After a semester traversing a series of literary seas within seas, prying at the “unsayable, the unspeakable, the unknowable, the unattainable” silences within a series of difficult texts, the greatest white whale of all [writing] has yet to feel our [critical] harpoons. That most unknown known remains – the reader. The mysterious diaphane, the field thrown up between the author, text, and reader. What on earth goes through a reader’s mind while he or she takes in a string of words? It is our good fortune that a suite of cutting edge automated ‘readers’ are coming closer and closer to providing an answer.
As you navigate the Internet, the Internet – which is to say certain entities using the Internet – navigate you. This isn’t a benign process. They want to learn as much about you as possible so that they can snag your attention; diverting your time into loops of advertisements and possibly even push you through a point-of-sale and taking your money directly. They do this by gleaning information about you. Where you go, what you search for, what type of computer you are using…. Websites leave small tracking codes on your computer called cookies, and each of these transmits data back to homebase. By visiting this site I have already captured your IP address, and can tell which keywords you used to find this site, what type of computer you used, where you are located and a couple of other data-points.

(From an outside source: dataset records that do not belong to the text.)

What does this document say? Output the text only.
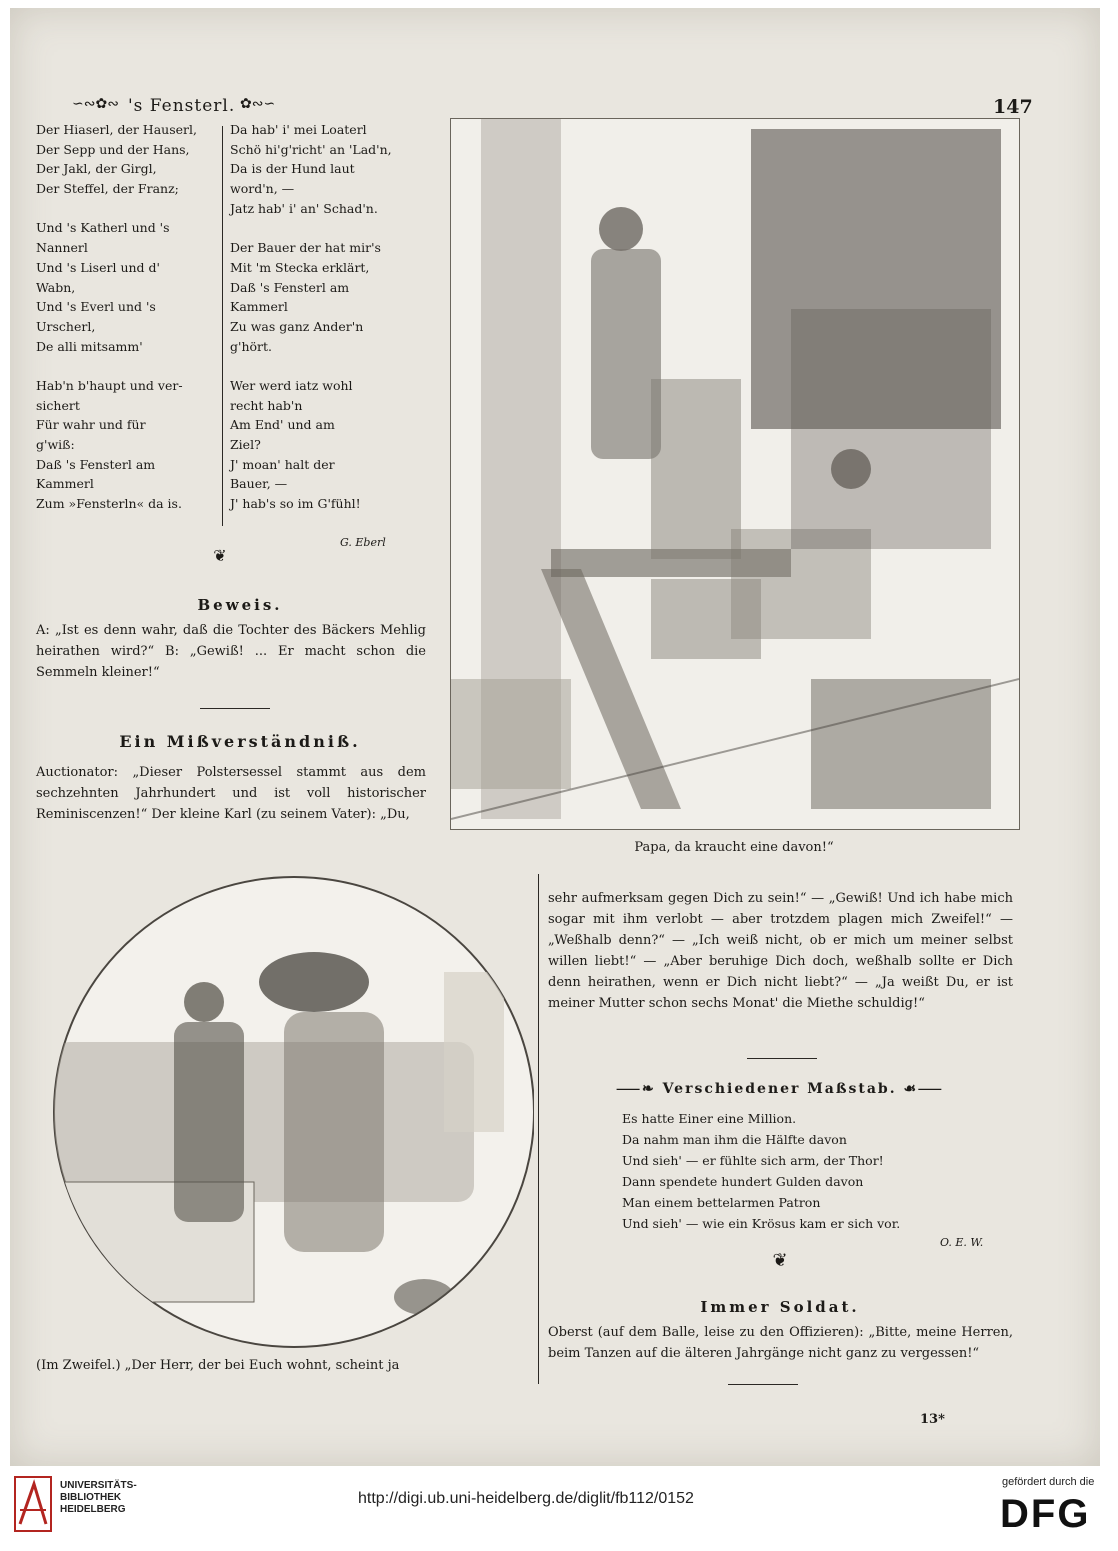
∽∾✿∾ 's Fensterl. ✿∾∽	147
Der Hiaserl, der Hauserl,
Der Sepp und der Hans,
Der Jakl, der Girgl,
Der Steffel, der Franz;
Und 's Katherl und 's
Nannerl
Und 's Liserl und d'
Wabn,
Und 's Everl und 's
Urscherl,
De alli mitsamm'
Hab'n b'haupt und ver-
sichert
Für wahr und für
g'wiß:
Daß 's Fensterl am
Kammerl
Zum »Fensterln« da is.
Da hab' i' mei Loaterl
Schö hi'g'richt' an 'Lad'n,
Da is der Hund laut
word'n, —
Jatz hab' i' an' Schad'n.
Der Bauer der hat mir's
Mit 'm Stecka erklärt,
Daß 's Fensterl am
Kammerl
Zu was ganz Ander'n
g'hört.
Wer werd iatz wohl
recht hab'n
Am End' und am
Ziel?
J' moan' halt der
Bauer, —
J' hab's so im G'fühl!
G. Eberl
❦
Beweis.
A: „Ist es denn wahr, daß die Tochter des Bäckers Mehlig heirathen wird?“ B: „Gewiß! ... Er macht schon die Semmeln kleiner!“
Ein Mißverständniß.
Auctionator: „Dieser Polstersessel stammt aus dem sechzehnten Jahrhundert und ist voll historischer Reminiscenzen!“ Der kleine Karl (zu seinem Vater): „Du,
Papa, da kraucht eine davon!“
(Im Zweifel.) „Der Herr, der bei Euch wohnt, scheint ja
sehr aufmerksam gegen Dich zu sein!“ — „Gewiß! Und ich habe mich sogar mit ihm verlobt — aber trotzdem plagen mich Zweifel!“ — „Weßhalb denn?“ — „Ich weiß nicht, ob er mich um meiner selbst willen liebt!“ — „Aber beruhige Dich doch, weßhalb sollte er Dich denn heirathen, wenn er Dich nicht liebt?“ — „Ja weißt Du, er ist meiner Mutter schon sechs Monat' die Miethe schuldig!“
⸺❧ Verschiedener Maßstab. ☙⸺
Es hatte Einer eine Million.
Da nahm man ihm die Hälfte davon
Und sieh' — er fühlte sich arm, der Thor!
Dann spendete hundert Gulden davon
Man einem bettelarmen Patron
Und sieh' — wie ein Krösus kam er sich vor.
O. E. W.
❦
Immer Soldat.
Oberst (auf dem Balle, leise zu den Offizieren): „Bitte, meine Herren, beim Tanzen auf die älteren Jahrgänge nicht ganz zu vergessen!“
13*
UNIVERSITÄTS-
BIBLIOTHEK
HEIDELBERG
http://digi.ub.uni-heidelberg.de/diglit/fb112/0152
gefördert durch die
DFG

The data I’ve collected is a crude simulacrum of you; an inscription of your desires for an instant (or obligations, as is the case for my only guaranteed reader ). These simulacra have a purpose. Electronic texts can be altered according to the whims of their readers. All writers crave attention. Electronic texts, through their intelligent operators, are aware of their readers, and can quickly respond to being read. By understanding the wants of their readers, operators can better shape content to serve readers’ needs. There are even advanced analytics packages that will automatically generate ‘content’ for users in response to what they ‘perceive’ readers as wanting (in fact this is a multi-billion dollar a year business, or it was until Google tweaked its search results to waterdown these serar)

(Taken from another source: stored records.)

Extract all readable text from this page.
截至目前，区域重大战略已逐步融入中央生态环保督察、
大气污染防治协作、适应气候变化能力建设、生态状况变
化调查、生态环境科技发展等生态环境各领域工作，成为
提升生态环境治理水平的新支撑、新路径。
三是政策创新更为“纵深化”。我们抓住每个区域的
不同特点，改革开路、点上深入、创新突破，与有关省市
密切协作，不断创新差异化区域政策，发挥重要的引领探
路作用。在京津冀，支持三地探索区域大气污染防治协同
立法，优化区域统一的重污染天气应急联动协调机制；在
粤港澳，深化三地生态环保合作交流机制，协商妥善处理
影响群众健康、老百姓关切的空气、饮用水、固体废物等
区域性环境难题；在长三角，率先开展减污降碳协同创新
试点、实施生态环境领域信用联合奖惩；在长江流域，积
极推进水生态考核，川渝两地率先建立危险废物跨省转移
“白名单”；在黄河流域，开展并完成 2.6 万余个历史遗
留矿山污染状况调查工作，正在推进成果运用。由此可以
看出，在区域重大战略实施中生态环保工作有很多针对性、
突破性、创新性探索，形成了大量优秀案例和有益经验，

However, as is the case with traditional pen and ink reader-response, our analytics are incomplete – and at times totally flawed.

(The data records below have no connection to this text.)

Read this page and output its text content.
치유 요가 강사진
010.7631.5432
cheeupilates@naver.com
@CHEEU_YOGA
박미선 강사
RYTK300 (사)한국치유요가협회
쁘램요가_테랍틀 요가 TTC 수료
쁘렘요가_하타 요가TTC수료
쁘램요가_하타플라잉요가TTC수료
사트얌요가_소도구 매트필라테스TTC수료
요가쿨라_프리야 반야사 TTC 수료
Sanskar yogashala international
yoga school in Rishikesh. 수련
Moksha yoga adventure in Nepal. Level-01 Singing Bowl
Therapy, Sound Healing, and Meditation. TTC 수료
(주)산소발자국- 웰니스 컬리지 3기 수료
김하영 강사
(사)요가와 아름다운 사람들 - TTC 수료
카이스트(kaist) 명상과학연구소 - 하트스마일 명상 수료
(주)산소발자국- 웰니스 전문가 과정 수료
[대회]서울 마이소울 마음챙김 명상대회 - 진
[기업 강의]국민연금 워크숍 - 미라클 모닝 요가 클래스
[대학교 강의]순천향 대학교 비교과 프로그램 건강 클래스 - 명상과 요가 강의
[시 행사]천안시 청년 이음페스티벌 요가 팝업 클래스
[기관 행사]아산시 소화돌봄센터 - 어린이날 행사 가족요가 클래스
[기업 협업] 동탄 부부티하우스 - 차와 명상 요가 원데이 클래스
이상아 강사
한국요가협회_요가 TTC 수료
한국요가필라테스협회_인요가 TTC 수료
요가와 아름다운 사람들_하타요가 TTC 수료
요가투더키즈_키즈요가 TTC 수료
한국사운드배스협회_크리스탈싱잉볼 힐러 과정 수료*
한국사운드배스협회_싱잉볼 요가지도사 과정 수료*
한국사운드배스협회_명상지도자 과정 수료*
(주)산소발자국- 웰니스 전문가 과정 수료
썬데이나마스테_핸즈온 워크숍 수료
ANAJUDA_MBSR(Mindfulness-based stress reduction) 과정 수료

Keywords (also known as index terms) are among the most interesting and valuable traces left by users. Most users most often first come across a site by searching for a specific term on a search engine. With this site, jamesmcgirk.com, about 53% of users are directed by a search engine (33% are referred by another site, and the rest come directly). My users mostly come looking for “James McGirk,” “mfa personal statement example,” “maine coon,” and a plethora of business and espionage related-terms I listed to attract interesting visitors. (More on this below) An entire industry has sprung up to interpret these keywords, and another to optimize content online so it can be better read by search engines (this is called Search Engine Optimization). Using search terms as a crude model for a visitor’s mind, weird simulacra have been created. Content is generated automatically at the discretion of computer programs. There are even companies assigning stories to human beings based on the suggestions of algorithims. When you hear the term content farms, that’s what’s going on.
As in the simulacra in Stanislaw Lem‘s Solaris, these replications of desire are incomplete. It would take an infinite amount of data (and a correspondingly infinite amount of time to collect this data) to accurately model a human being’s wants and desires. But machines are getting closer and closer.
Content can be thought of as a diversion, as a product designed to leach time from the consumer. A moment of communication between man and machine. A relationship. Ideally this will be a symbiotic relationship – a user will discover an article that is pertinent to his or her interests or finds a link to a product or service that somehow fits into his or her personal narrative. But this is rare. Mostly these diversions are a nuisance, at times completely parasitical. To the point where some even launch malware to seize control of your terminal and force your attention on it. But most are more subtle than that. Perhaps the most sophisticated technique is gamification; in effect snarling a user in addictive gameplay, the way casinos try to dazzle their consumers until they’re too numb to do anything other than play.
Literary forms are beginning to emerge in response to automated reading systems, searches, and other more prosaic but no less important technological developments such as archives and instant data retrieval. Online, an age somewhat akin to the pamphlet-strewn amateurism of the 18th Century America is in bloom. The most exotic forms can be found on the Internet’s wild fringe, in its anonymous and pseudo-anonymous chat sites. Here there is a frantic economy of monikers, memes and spoofed identities. In online forums such as the all-text Autoadmit.com and the semi-anonymous Somethingawful users compete to create the catchiest, most innovative forms – most often an evolution of an earlier idea, name or other fragment of an idea. The best innovators become famous within their tiny little spheres. Other fora (or is it forums?) are completely anonymous – the most famous of these being the notorious 4chan/b ‘Random’ board, [NOTE: extremely non-safe for work] – where the only recognition earned is the sheer longevity of a creation. The best of memes were once charted on the Encyclopedia Dramatica. (This is a mirror site, the original was recently closed down after pressure from the Australian government, among other more mundane reasons.) But now there is no reason at all to create but sheer artisitc thrill. Although ‘board lore’ has developed a concept somewhat akin to ‘duende‘ – a dark, nihlistic form of amusement known as ‘lulz.’
The next evolution of the online literary form – which one hopes will eventually lead to the hypertext equivalent of MOBY DICK, which became a sort of bellweather of American long-format literary fiction – could well come from manipulating these mysterious semantic mechanicals. They offer the opportunity to make writing dangerous again. With the proper keywords, information is taken up into automatic readers belonging to some very interesting entities, to the point where there can be real world consequences. As a way of experimenting with this form I have created a series of posts with keywords that I imagine might appeal to some of the more peculiar gleaners out trolling for information. Among these posts are lists of oil rigs, information about espionage, a fake consulting company specializing in complex shipping orders in the Arabian Ocean (mostly deleted), electronic warfare, and other ‘edible’ keywords. The visitors I’ve received include: hedge funds, multinational banking concerns, the department of defense, oil companies, environmental organizations, the Pakistani government, the Kuwaiti government, the Iranian government, the Russian government, an unacknowledged US military facility, a few mysterious hits from ‘Cabin John, Maryland’ (a park across the river from CIA), Mi5, Mi6, but sadly I have yet to influence any. To my knowledge, all that I’ve managed to do is intensify the feeling that I’m being watched when I type online.